A Meditation on Life, Death & the Cosmos

by Frank O’Shea

At the gathering at Melbourne’s Point Cook Village after his funeral, this piece was read by Frank O’Shea’s daughter Sophie and grandson James. It had been penned and presented to fellow Villagers in the month or so before his death on 9 July 2024.

Published here (in the online magazine he loved and wrote for vigorously) with the support of his daughters, Amie and Sophie.

Every day, something like 150,000 people die somewhere in the world. Each of us knows that someday we will be one of that number, so let me make this personal: I will die one day.

There are probably studies that tell me how my mind will come to its end, and I realise that either slowly or quickly, my brain cells will stop functioning and in time, will be part of an organism that is buried or burned.

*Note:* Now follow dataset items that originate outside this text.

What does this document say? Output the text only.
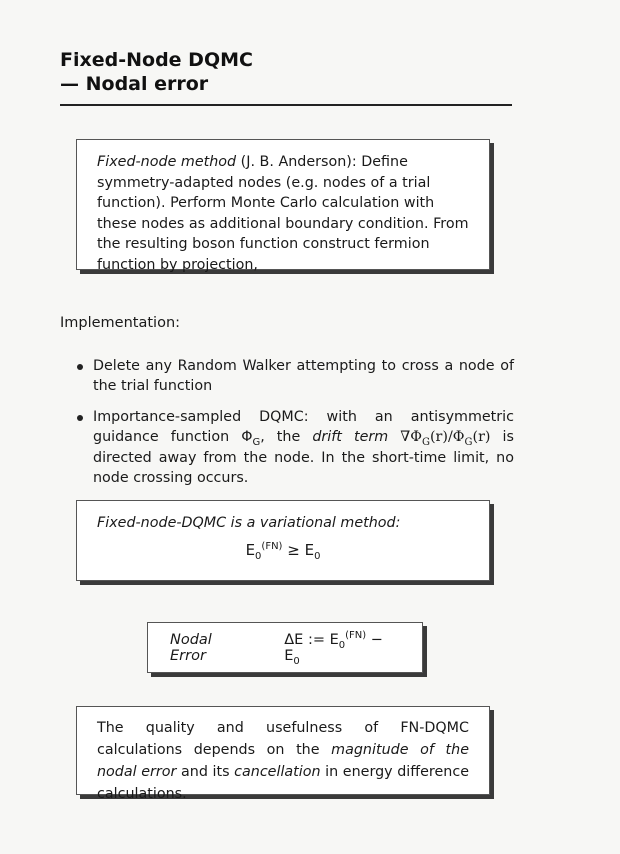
Fixed-Node DQMC
— Nodal error

Fixed-node method (J. B. Anderson): Define symmetry-adapted nodes (e.g. nodes of a trial function). Perform Monte Carlo calculation with these nodes as additional boundary condition. From the resulting boson function construct fermion function by projection,

Implementation:
Delete any Random Walker attempting to cross a node of the trial function
Importance-sampled DQMC: with an antisymmetric guidance function $\Phi_G$, the drift term $\nabla\Phi_G(r)/\Phi_G(r)$ is directed away from the node. In the short-time limit, no node crossing occurs.
Fixed-node-DQMC is a variational method:
$E_0^{(FN)} \ge E_0$
Nodal Error
ΔE := $E_0^{(FN)} - E_0$

The quality and usefulness of FN-DQMC calculations depends on the magnitude of the nodal error and its cancellation in energy difference calculations.
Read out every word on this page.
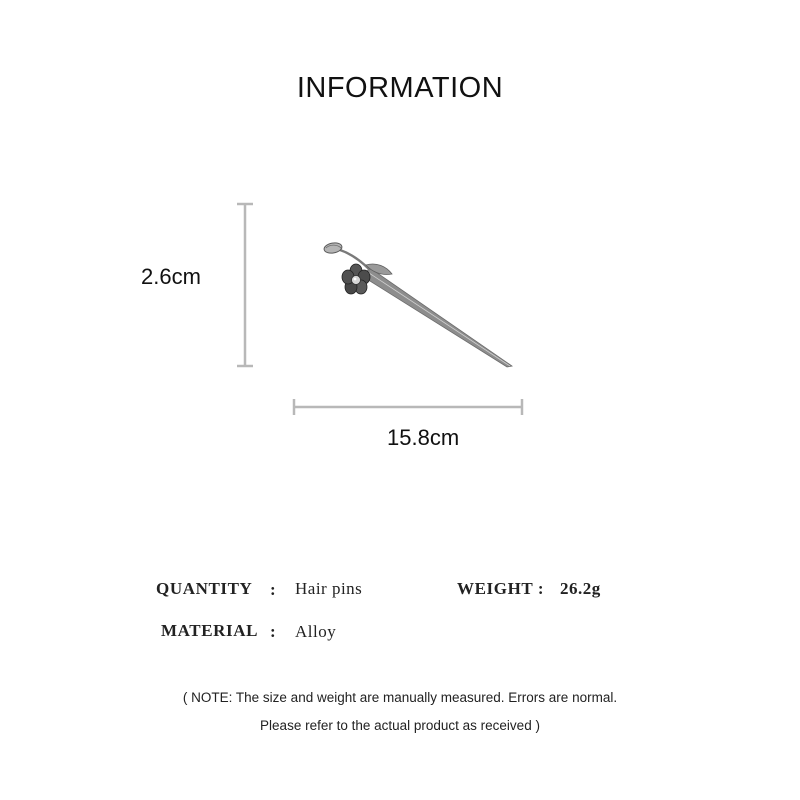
INFORMATION
2.6cm
15.8cm
QUANTITY : Hair pins	WEIGHT : 26.2g
MATERIAL : Alloy
( NOTE: The size and weight are manually measured. Errors are normal.
Please refer to the actual product as received )
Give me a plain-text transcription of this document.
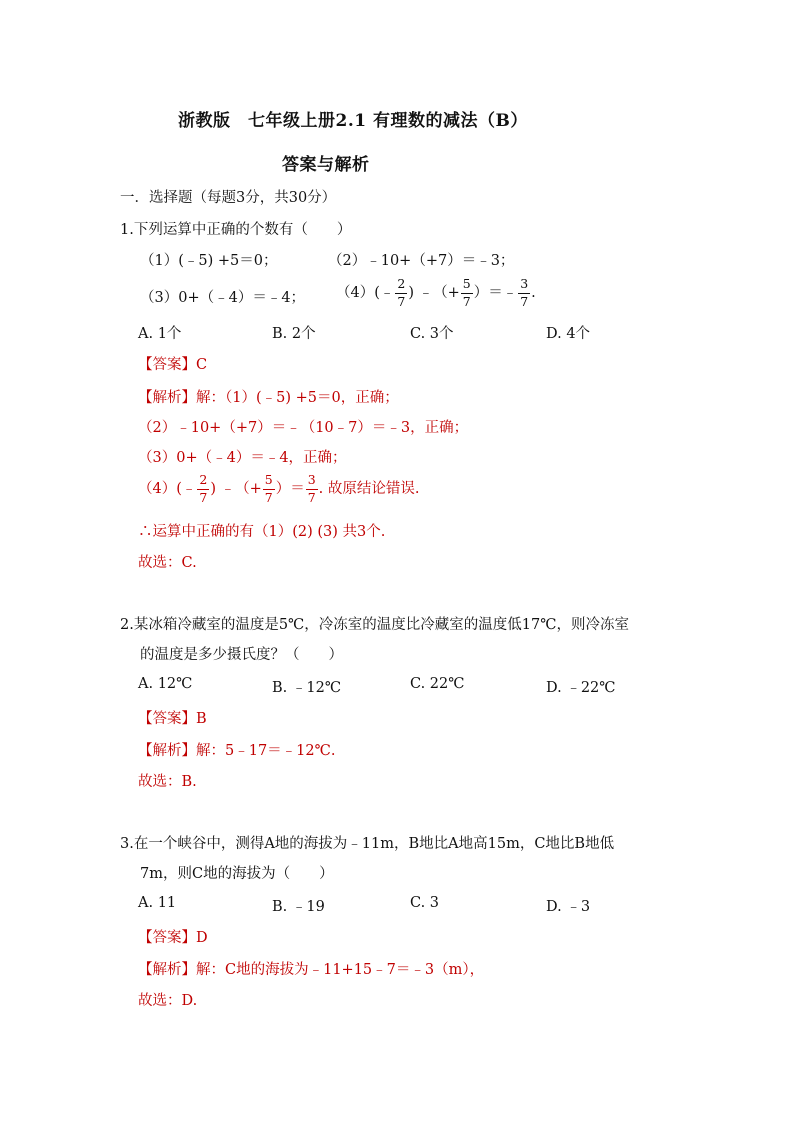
浙教版　七年级上册2.1 有理数的减法（B）
答案与解析
一．选择题（每题3分，共30分）
1.下列运算中正确的个数有（　　）
（1）(﹣5) +5＝0；	（2）﹣10+（+7）＝﹣3；
（3）0+（﹣4）＝﹣4； （4）(﹣ $\frac{2}{7}$ ) ﹣（+ $\frac{5}{7}$ ）＝﹣ $\frac{3}{7}$ .
A. 1个	B. 2个	C. 3个	D. 4个
【答案】C
【解析】解：（1）(﹣5) +5＝0，正确；
（2）﹣10+（+7）＝﹣（10﹣7）＝﹣3，正确；
（3）0+（﹣4）＝﹣4，正确；
（4）(﹣ $\frac{2}{7}$ ) ﹣（+ $\frac{5}{7}$ ）＝ $\frac{3}{7}$ . 故原结论错误.
∴运算中正确的有（1）(2) (3) 共3个.
故选：C.
2.某冰箱冷藏室的温度是5℃，冷冻室的温度比冷藏室的温度低17℃，则冷冻室
的温度是多少摄氏度？（　　）
A. 12℃	B. ﹣12℃	C. 22℃	D. ﹣22℃
【答案】B
【解析】解：5﹣17＝﹣12℃.
故选：B.
3.在一个峡谷中，测得A地的海拔为﹣11m，B地比A地高15m，C地比B地低
7m，则C地的海拔为（　　）
A. 11	B. ﹣19	C. 3	D. ﹣3
【答案】D
【解析】解：C地的海拔为﹣11+15﹣7＝﹣3（m），
故选：D.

But there is more. What happens to the knowledge and experience, the good and bad things, the loves and dislikes, the stories and beliefs that lived in my brain? They are, or were, a form of vigour, they were different from similar energies from the many other people who died at about the same time.

We don’t know when all of the energy we once had is finally released into the universe, perhaps at the burning or burying, but more likely much earlier. So my energy will join all those other bits of energy now out there in the universe, where they are inaccessible to others. Here, I put aside religion or heaven or those who claim they can speak to the dead.

Instead, I look briefly to physics and what the experts tell us make up that universe in which bits of the former me will wander, probably aimlessly. We are told that approximately 5% of the universe consists of the planets and stars and comets, atoms and molecules, protons and neutrons and electrons, the action of stars and black holes. There is also some 26.8% of dark matter, possibly weakly interacting matter that cannot be measured or heavier matter resulting from the Big Bang. But that leaves almost 70 per cent of the universe that is energy- scientists call it dark energy.

Now, here is my suggestion. My former self will be part of that dark energy as will the minds and personalities of the 15,000 others who died the same time I did. That almost 70 per cent of dark energy consists of the personalities – for want of a better word -who have lived and died since organisms first appeared on earth.

Frank O’Shea

Frank was a much-loved and very energetic member of the Tinteán Editorial Collective.

2 thoughts on “Frank O’Shea on Becoming Stardust

  1. Frank read, felt, thought and wrote – the epitome of an Irishman.

    And even before you died, I believe some of your dark energy had made its way into my heart.